Have you had the pleasure of being on a great team? If so, you will certainly know it and you will agree with me that it is a wonderful, fulfilling experience. This is an experience that I hope everyone will have. The good news is that creating and fostering a great team is attainable and far from magic.
What is a great team? My first thought is “I’m not sure but it’s obvious when you experience it.” Fortunately, I can do better than that. Google has spent millions studying the factors that contribute to high performing teams. I highly recommend reading the New York Times article reporting on their work. They looked at 180 teams from all over Google and worked painstakingly to find patterns connecting team performance to team properties or behaviours. The patterns were largely elusive.

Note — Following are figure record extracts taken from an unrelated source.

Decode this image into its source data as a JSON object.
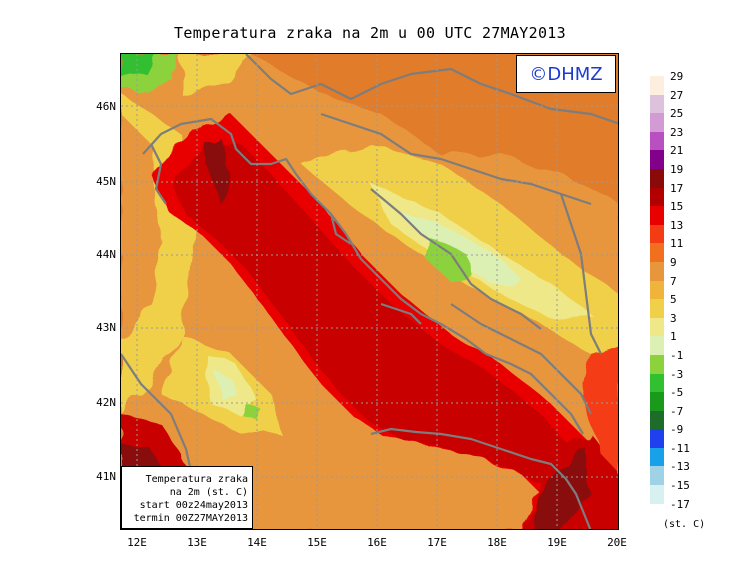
{
  "title": "Temperatura zraka na 2m u 00 UTC 27MAY2013",
  "watermark": "©DHMZ",
  "info_box": [
    "Temperatura zraka",
    "na 2m (st. C)",
    "start 00z24may2013",
    "termin 00Z27MAY2013"
  ],
  "lat_labels": [
    "46N",
    "45N",
    "44N",
    "43N",
    "42N",
    "41N"
  ],
  "lon_labels": [
    "12E",
    "13E",
    "14E",
    "15E",
    "16E",
    "17E",
    "18E",
    "19E",
    "20E"
  ],
  "legend": {
    "labels": [
      "29",
      "27",
      "25",
      "23",
      "21",
      "19",
      "17",
      "15",
      "13",
      "11",
      "9",
      "7",
      "5",
      "3",
      "1",
      "-1",
      "-3",
      "-5",
      "-7",
      "-9",
      "-11",
      "-13",
      "-15",
      "-17"
    ],
    "colors": [
      "#fdeee0",
      "#dcc2dc",
      "#d39bd3",
      "#b94fc0",
      "#82008a",
      "#8a0a0a",
      "#b20000",
      "#e80000",
      "#f43c14",
      "#f07020",
      "#e8963c",
      "#f0b43c",
      "#f0d048",
      "#eee888",
      "#ddf0b4",
      "#8cd23c",
      "#30c030",
      "#1a9a1a",
      "#1d6c2a",
      "#2040f0",
      "#18a0e8",
      "#a0d2e6",
      "#d8f0f0",
      "#ffffff"
    ],
    "units": "(st. C)"
  }
}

They found no evidence that composition of the team was important. “We had lots of data, but there was nothing showing that a mix of specific personality types or skills or backgrounds made any difference. The ‘who’ part of the equation didn’t seem to matter.” This is good news for those trying to improve an existing team; bad news for those hoping to parachute in a rock star to improve team performance.

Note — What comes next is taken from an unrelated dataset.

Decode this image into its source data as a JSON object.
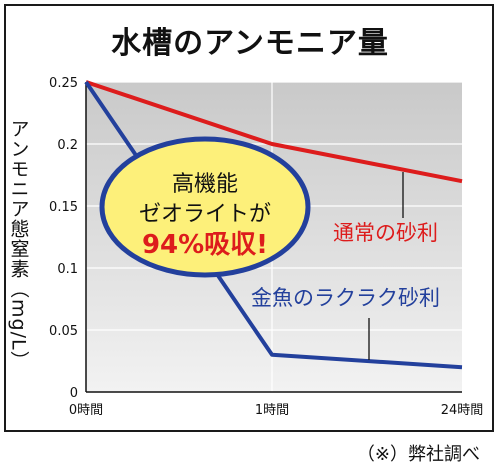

The pattern that they did find is one that good managers have always known: “in the best teams, members listen to one another and show sensitivity to feelings and needs.” On any team, one can work to establish and practice group norms that encourage and build on these two winning properties: giving everyone a voice that is heard and taking an interest in and responding to others’ needs.
Amy Edmondson of the Harvard Business School coined the term psychological safety to capture these properties. She defines psychological safety as “a shared belief that the team is safe for interpersonal risk taking.”
This notion is also central to Patrick Lancioni’s writings on organizational health. In his book, The Advantage, he makes a strong case for organizational health trumping all other attributes in determining a company’s success. The first step toward organizational health is having a strong, coherent leadership team. The first underpinning of the team, he asserts, is “vulnerability-based trust” — which is effectively the same as psychological safety.
Lancioni goes on to construct a pyramid which is the basis of a high-performing leadership team:
When you have psychological safety, you can then have healthy conflict because people can focus on the ideas and facts and positions without others feeling under personal attack. With healthy conflict, the team can make strong commitment to decisions because all views are expressed and considered before a decision is made. With commitment it is possible to meet higher levels of accountability since each team member has committed to their actions arising out of a decision. And finally, the top of the pyramid is a focus on results. Company results take precedence over personal or team agendas.
Similarly, Edmondson weaves together psychological safety with accountability which she illustrates in four quadrants:
Clearly, the Learning Zone is where we want to be, with high levels of psychological safety and accountability. If you’ve been in this zone you know how exhilarating it feels. Perhaps, like me, at times you have been in one of the other zones at some time in your career — enough said!
I want to describe an exercise, inspired by Lancioni, that I carried out in my last team. This will help to illustrate that deliberate actions by leaders can advance the conditions for a team to become great.
Sitting around a table, each team member has one index card per colleague with the colleague’s name written at the top. On one side of the card, they write a quality of that person that they admire or appreciate and on the other side a suggestion for improvement. They do this for every member of the team. Once everyone has a chance to record their thoughts, starting with the team leader as the subject, each person in turn reads the quality that they admire or appreciate. The subject can thank them before hearing from the next person. When everyone has read their card, the suggestions for improvement are read in another rotation. Once again, the subject can say thank you — nothing more is needed. All the cards are given to the subject for future reference. Then, the next person in the circle becomes the subject.
I wouldn’t attempt this exercise with a team until I was confident that they were mature enough. I can tell you that for my team the exercise was a great investment of time and the team emerged stronger and more effective in their collaborations.
My experience says that building stronger teams is possible by creating group norms that support the traits that I have discussed, starting with psychological safety. The outcome will not only be better business results but also team members who feel less unhealthy stress and are happier in their work.